Exhibition Themes > New York City History > 52. September 11th Oral History
52. September 11th 2001 Oral History Narrative and Memory Project. Oral History Research Office
The Columbia University Oral History Research Office [OHRO], in collaboration with the Institute for Social and Economic Research Policy [ISERP] at Columbia University, has undertaken a major oral history project on the September 11, 2001 terrorist attacks and their aftermath. More than 300 audiotaped interviews have been conducted with a wide variety of people who were directly and indirectly affected by the catastrophe. Many of the interviews were conducted within six to eight weeks of the attacks, in order to document the uniqueness and diversity of experiences of and responses to the catastrophe as close to the events as possible. Initial funding for the project was provided by the National Science Foundation, the Rockefeller Foundation and Columbia University. The early success of the project was also made possible by a concentrated effort of volunteer oral historians, historians, sociologists, journalists and student interviewers.

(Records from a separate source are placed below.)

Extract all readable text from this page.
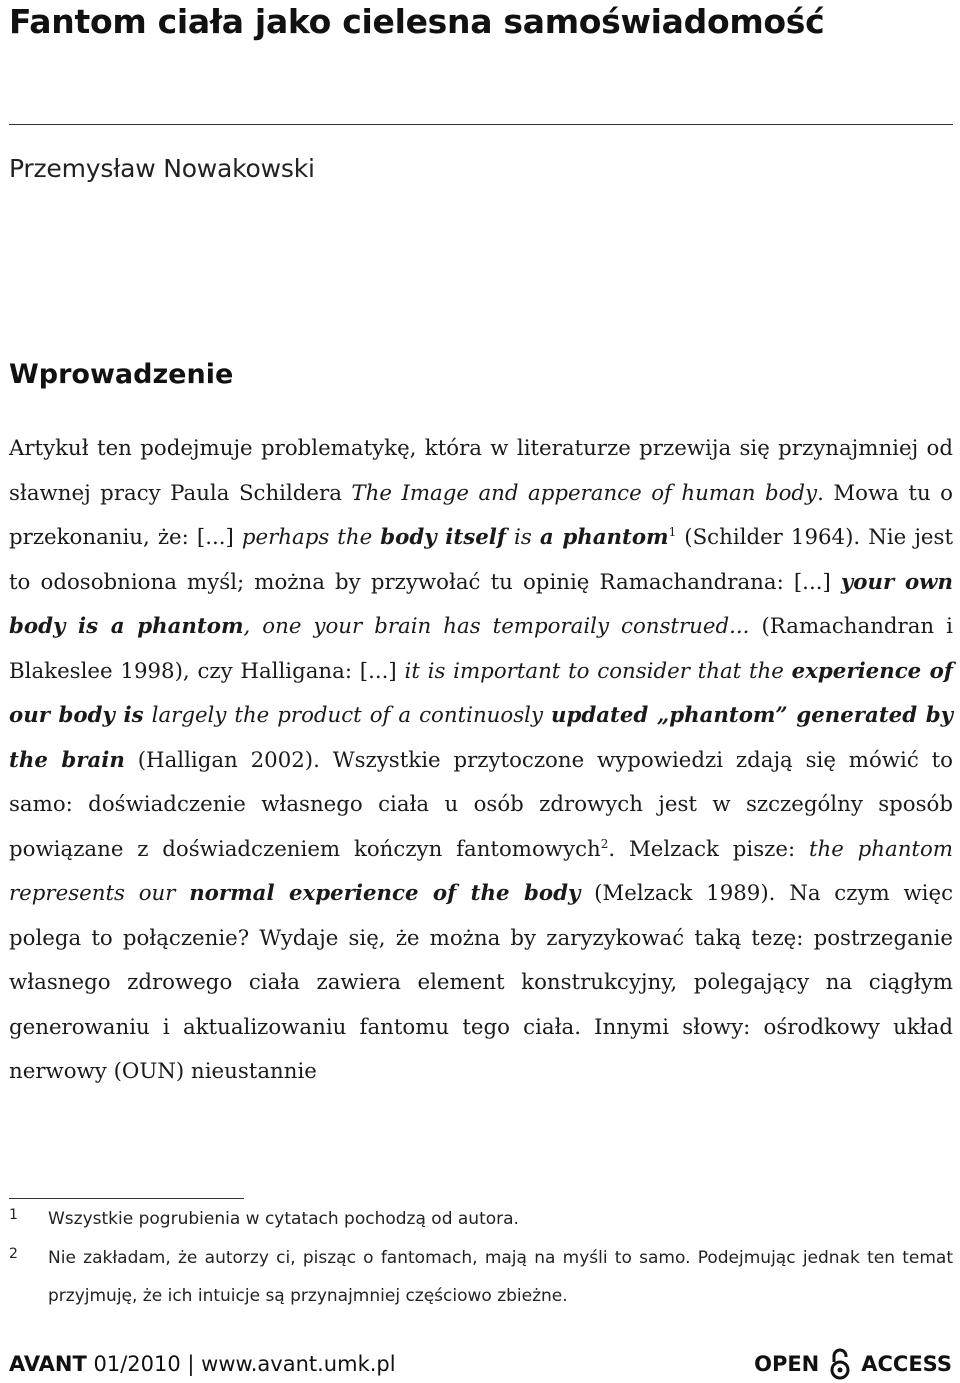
Fantom ciała jako cielesna samoświadomość
Przemysław Nowakowski
Wprowadzenie

Artykuł ten podejmuje problematykę, która w literaturze przewija się przynajmniej od sławnej pracy Paula Schildera The Image and apperance of human body. Mowa tu o przekonaniu, że: [...] perhaps the body itself is a phantom$^1$ (Schilder 1964). Nie jest to odosobniona myśl; można by przywołać tu opinię Ramachandrana: [...] your own body is a phantom, one your brain has temporaily construed... (Ramachandran i Blakeslee 1998), czy Halligana: [...] it is important to consider that the experience of our body is largely the product of a continuosly updated „phantom” generated by the brain (Halligan 2002). Wszystkie przytoczone wypowiedzi zdają się mówić to samo: doświadczenie własnego ciała u osób zdrowych jest w szczególny sposób powiązane z doświadczeniem kończyn fantomowych$^2$. Melzack pisze: the phantom represents our normal experience of the body (Melzack 1989). Na czym więc polega to połączenie? Wydaje się, że można by zaryzykować taką tezę: postrzeganie własnego zdrowego ciała zawiera element konstrukcyjny, polegający na ciągłym generowaniu i aktualizowaniu fantomu tego ciała. Innymi słowy: ośrodkowy układ nerwowy (OUN) nieustannie

1 Wszystkie pogrubienia w cytatach pochodzą od autora.
2 Nie zakładam, że autorzy ci, pisząc o fantomach, mają na myśli to samo. Podejmując jednak ten temat przyjmuję, że ich intuicje są przynajmniej częściowo zbieżne.
AVANT 01/2010 | www.avant.umk.pl	OPEN ACCESS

The objective of the Oral History Memory and Narrative Project is to gather as many different perspectives on the impact of September 11th as possible, by asking individuals to narrate their experiences of the events and their aftermath through the telling of their life stories. The project is designed to return to the same individuals at least twice, over a period of two years, to assess the influences of September 11th on their self-understanding over time. While the nucleus of the project is in New York, an effort has been made to collect life stories around the country, and the scope of the project will expand internationally pending future funding. Interviews have been conducted over a broad spectrum of ethnic and professional categories, and include those who have been discriminated against or lost work in the wake of the events. Through the support of the Rockefeller Foundation, clusters of interviews have been conducted with Afghan-American immigrants as well as refugees, Muslims and Sikhs, Latinos, and community and performance artists whose lives and work have been influenced by the September 11th events.